Here are some tips for managing caregiver guilt:
-- Ask for help when it’s needed.
“When you’re feeling exhausted, when you don’t take care of yourself, you can’t take care of your loved one,” said Van Dusen. “As caregivers, you have to recognize your limitations. You can’t do everything perfectly.”
-- Prioritize your tasks. Let some things go.
“Household chores aren’t all that important,” said Van Dusen. “Do what you can and let the rest of it go. Be sure to take care of yourself.”
-- Attend a support group for caregivers.
“Being a caregiver can be very isolating,” said Van Dusen. “For most people, it comes down to, ‘I feel lousy. I’m tired all the time, and I don’t want to do this anymore.’ Communicating that with family or in a support group can be life-saving. You find that other people feel the same way. It’s a relief, and it gets you through another couple of weeks.”
-- Don’t beat yourself up if you have to place your loved one in a residential facility or nursing home.
“If you need to turn the care of your loved one over to professionals, you feel like you broke a promise, that you have failed or are lacking in some way. But sometimes their needs become too great, and you just can’t handle them anymore. People feel they are abandoning their loved one and they feel guilty for that.”
-- Learn to say no. “Caregivers are usually very giving people,” said Van Dusen. “They try to do it all. Maybe you are caring for a spouse or a parent and your kids have demands, and your grandkids have demands, and your neighbors have demands. Learn that it’s OK to say ‘no’ and look out for yourself.”
-- Maintain social contacts. “Go to the gym, take a walk, attend a support group, even if it means getting other people to come in and help you. And if you have placed your loved one in a residential facility, you don’t need to be there eight hours a day. They need to do their job, and your job is to take care of you.”
-- Seek professional help when necessary.
“If you are stuck feeling guilty, sad, depressed, there is no shame in seeking professional help,” said Van Dusen. “Some people need that individual one-on-one help to work through their healing. There is no shame in that. Care giving is a hard job.
-- Give yourself permission to make a mistake. “You are only human,” said Van Dusen. “Let go of the ‘should haves’ and ‘could haves.’ It’s not productive. Guilt gets in the way of your being able to enjoy being in the present moment with your loved one. When caring for someone with dementia, time is very precious.”

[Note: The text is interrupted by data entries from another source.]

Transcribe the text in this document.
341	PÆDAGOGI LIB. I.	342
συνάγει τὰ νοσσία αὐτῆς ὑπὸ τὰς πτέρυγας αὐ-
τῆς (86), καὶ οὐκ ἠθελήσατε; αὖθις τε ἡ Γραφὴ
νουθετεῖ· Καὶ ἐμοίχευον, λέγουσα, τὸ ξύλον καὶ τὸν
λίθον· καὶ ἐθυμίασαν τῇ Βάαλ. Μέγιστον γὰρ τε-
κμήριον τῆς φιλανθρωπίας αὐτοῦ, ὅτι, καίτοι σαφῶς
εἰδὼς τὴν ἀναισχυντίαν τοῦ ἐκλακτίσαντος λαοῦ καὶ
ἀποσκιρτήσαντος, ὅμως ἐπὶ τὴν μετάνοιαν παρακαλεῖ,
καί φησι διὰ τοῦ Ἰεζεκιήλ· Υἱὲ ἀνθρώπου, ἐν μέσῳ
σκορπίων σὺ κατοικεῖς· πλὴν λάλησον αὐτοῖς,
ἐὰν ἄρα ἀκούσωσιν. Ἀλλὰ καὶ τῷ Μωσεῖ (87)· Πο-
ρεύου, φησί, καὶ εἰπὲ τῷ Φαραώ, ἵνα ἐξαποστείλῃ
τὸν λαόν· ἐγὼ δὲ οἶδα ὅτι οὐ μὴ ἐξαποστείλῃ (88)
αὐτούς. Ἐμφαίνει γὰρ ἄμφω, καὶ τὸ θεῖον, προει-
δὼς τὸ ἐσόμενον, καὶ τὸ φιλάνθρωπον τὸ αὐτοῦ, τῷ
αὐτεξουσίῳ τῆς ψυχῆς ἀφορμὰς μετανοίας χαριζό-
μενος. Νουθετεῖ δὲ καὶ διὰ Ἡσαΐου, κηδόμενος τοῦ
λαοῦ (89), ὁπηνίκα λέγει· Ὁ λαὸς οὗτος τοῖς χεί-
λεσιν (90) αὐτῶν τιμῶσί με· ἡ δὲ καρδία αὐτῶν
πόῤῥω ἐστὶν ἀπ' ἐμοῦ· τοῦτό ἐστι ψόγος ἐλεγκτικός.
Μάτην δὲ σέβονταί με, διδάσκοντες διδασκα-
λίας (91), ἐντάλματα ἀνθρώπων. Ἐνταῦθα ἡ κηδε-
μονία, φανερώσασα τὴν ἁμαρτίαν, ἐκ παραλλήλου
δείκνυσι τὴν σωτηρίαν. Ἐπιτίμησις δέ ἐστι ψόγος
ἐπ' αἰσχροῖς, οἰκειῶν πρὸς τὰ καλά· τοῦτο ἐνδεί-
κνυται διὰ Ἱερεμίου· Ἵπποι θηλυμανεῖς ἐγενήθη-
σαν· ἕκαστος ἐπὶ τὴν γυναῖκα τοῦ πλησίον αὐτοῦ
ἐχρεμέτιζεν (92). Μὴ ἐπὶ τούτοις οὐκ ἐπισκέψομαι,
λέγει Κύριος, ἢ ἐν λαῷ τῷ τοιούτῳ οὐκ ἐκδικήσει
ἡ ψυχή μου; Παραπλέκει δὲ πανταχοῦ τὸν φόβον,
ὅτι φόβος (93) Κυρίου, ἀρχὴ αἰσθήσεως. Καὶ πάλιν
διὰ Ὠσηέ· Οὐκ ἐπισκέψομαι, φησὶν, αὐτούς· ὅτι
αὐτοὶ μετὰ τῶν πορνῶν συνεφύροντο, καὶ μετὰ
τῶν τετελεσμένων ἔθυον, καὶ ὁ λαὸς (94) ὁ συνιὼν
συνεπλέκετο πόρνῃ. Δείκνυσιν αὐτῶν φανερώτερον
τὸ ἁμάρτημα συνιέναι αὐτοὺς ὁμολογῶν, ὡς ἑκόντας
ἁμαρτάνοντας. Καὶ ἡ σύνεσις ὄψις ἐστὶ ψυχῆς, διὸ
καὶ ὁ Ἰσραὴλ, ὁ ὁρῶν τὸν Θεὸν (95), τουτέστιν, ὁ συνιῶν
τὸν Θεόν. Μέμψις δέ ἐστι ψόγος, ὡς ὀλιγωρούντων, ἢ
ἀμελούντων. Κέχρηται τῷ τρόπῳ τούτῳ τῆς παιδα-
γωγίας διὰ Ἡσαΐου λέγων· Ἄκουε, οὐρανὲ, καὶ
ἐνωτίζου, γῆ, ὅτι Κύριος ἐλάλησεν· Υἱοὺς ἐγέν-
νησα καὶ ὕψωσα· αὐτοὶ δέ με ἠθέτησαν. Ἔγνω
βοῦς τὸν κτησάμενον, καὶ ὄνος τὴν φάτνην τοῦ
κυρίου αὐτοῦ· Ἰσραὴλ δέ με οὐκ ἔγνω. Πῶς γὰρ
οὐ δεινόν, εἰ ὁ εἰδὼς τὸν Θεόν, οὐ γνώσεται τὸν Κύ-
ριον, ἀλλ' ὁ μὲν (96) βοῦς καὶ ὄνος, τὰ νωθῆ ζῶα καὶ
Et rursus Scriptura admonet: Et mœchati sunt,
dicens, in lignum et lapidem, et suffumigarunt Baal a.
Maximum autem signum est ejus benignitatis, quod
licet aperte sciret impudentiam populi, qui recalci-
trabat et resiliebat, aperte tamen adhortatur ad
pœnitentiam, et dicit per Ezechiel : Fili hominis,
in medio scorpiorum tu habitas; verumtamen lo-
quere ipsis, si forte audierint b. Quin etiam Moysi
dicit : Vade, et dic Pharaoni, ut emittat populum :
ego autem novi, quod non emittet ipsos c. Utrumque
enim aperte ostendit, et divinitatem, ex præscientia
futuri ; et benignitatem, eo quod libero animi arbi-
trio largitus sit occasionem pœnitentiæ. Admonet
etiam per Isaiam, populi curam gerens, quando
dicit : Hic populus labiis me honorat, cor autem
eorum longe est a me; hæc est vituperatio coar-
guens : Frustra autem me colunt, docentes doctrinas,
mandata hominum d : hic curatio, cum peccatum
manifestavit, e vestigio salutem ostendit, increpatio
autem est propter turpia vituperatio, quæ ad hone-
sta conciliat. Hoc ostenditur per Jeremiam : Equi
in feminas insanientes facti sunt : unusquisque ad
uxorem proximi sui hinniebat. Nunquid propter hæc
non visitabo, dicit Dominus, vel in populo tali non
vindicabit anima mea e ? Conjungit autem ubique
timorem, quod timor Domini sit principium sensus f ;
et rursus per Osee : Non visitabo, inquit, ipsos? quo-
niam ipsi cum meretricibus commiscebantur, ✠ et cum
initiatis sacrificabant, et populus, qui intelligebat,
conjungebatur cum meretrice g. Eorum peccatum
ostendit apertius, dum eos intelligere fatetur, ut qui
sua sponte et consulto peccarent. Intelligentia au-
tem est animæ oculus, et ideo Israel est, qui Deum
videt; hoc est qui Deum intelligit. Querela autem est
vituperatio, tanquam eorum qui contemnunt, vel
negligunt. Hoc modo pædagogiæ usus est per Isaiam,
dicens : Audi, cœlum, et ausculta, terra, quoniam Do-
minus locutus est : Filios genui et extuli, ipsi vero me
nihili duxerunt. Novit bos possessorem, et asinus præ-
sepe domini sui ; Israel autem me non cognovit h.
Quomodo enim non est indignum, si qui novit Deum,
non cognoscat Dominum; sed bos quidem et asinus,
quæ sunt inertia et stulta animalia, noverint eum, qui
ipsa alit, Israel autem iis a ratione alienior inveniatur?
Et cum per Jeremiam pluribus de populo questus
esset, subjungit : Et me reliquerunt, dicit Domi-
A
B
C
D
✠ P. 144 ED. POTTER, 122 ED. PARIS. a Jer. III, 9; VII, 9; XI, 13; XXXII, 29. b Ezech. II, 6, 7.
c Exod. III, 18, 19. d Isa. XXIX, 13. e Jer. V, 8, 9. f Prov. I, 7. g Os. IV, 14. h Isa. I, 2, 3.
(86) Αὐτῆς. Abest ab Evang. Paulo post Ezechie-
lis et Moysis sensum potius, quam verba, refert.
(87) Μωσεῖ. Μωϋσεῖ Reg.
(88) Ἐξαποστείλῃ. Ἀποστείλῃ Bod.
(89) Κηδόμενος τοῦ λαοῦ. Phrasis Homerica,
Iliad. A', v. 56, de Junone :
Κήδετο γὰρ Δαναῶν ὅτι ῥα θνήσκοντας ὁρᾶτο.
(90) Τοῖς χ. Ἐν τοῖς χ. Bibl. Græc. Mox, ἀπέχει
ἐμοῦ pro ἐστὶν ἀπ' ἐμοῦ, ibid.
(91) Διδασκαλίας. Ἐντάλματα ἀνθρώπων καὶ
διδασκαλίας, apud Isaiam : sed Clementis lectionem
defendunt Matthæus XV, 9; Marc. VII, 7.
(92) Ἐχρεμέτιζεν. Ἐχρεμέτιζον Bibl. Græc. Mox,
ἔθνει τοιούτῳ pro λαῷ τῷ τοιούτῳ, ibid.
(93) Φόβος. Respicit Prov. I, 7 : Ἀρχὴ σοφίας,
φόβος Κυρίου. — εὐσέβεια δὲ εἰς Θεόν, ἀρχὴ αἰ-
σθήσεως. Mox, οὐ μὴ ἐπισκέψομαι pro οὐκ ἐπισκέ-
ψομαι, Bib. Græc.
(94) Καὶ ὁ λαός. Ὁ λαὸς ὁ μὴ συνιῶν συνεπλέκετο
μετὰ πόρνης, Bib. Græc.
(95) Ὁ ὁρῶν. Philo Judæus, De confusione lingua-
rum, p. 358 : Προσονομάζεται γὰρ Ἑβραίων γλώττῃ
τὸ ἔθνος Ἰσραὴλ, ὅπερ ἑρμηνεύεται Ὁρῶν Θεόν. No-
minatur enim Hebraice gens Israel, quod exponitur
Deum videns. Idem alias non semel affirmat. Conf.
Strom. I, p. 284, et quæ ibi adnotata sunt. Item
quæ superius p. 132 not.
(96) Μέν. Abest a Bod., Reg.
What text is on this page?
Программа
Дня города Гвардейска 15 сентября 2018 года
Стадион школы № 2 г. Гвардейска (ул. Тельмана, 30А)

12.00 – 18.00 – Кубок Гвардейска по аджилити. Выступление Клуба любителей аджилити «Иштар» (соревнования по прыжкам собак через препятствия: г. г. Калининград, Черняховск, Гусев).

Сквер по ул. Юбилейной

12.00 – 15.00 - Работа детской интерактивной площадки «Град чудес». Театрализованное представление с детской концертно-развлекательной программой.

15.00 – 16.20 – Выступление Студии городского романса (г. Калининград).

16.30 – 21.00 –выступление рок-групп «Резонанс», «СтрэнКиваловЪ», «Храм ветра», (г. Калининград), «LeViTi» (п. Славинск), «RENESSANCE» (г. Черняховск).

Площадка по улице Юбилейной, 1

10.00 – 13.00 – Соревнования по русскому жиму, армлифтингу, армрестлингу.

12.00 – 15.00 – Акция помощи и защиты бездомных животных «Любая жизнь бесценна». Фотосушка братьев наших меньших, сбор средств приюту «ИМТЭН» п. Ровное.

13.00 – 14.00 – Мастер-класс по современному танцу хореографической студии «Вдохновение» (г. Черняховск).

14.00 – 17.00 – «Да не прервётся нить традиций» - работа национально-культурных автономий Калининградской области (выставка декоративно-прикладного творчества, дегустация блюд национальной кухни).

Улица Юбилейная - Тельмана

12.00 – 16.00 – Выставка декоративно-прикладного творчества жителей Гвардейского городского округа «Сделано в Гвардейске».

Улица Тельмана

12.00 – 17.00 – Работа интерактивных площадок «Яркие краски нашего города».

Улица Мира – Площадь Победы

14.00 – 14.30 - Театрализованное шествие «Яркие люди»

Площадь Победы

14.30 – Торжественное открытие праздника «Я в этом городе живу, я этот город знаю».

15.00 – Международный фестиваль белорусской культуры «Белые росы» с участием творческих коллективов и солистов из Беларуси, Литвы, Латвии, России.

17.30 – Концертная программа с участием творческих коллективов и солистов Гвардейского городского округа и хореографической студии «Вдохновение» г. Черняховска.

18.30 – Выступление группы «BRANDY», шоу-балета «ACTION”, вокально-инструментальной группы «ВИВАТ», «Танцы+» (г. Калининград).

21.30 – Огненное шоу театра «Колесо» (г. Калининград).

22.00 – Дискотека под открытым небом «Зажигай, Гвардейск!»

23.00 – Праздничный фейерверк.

-- Reject guilt. “Guilt is something we feel when we have done something wrong,” said Van Dusen. “You are being pulled in a lot of directions, and you are going to get mad and feel like a failure. Don’t lay a guilt trip on yourself as well. You can accept guilt or reject it.”
-- Identify other feelings. “Feelings are feelings,” said VanDusen. “They just are. Acknowledge them. Recognize that you are doing the best you can and begin to process the grief, the denial, the anger, the guilt and the sadness that comes from being a caregiver.”
-- Be realistic. You’re not going to be perfect,” said Van Dusen. “You probably wouldn’t be perfect if your loved one wasn’t sick. We are not perfect beings. So get more realistic and try to feel good about the things that you do.”
“No family member receives training to be a caregiver,” Van Dusen stressed.
“You sort of learn as you go along, and it’s different for everybody,” she said. “But many people come out of this role as much stronger people.”
When negative feelings come up. Van Dusen advised taking a moment to step back and look at them.
“Like pain is a warning sign that something is wrong, those feelings may be warning signs that you may need some time off for a few days,” she explained.
Guilt is only justified if you did something wrong like denied your loved one food or stole money.
“If you are doing everything you can do, and it still doesn’t feel like enough, that’s not guilt,” said Van Dusen. “That’s being overwhelmed, and you need to take a look at that.”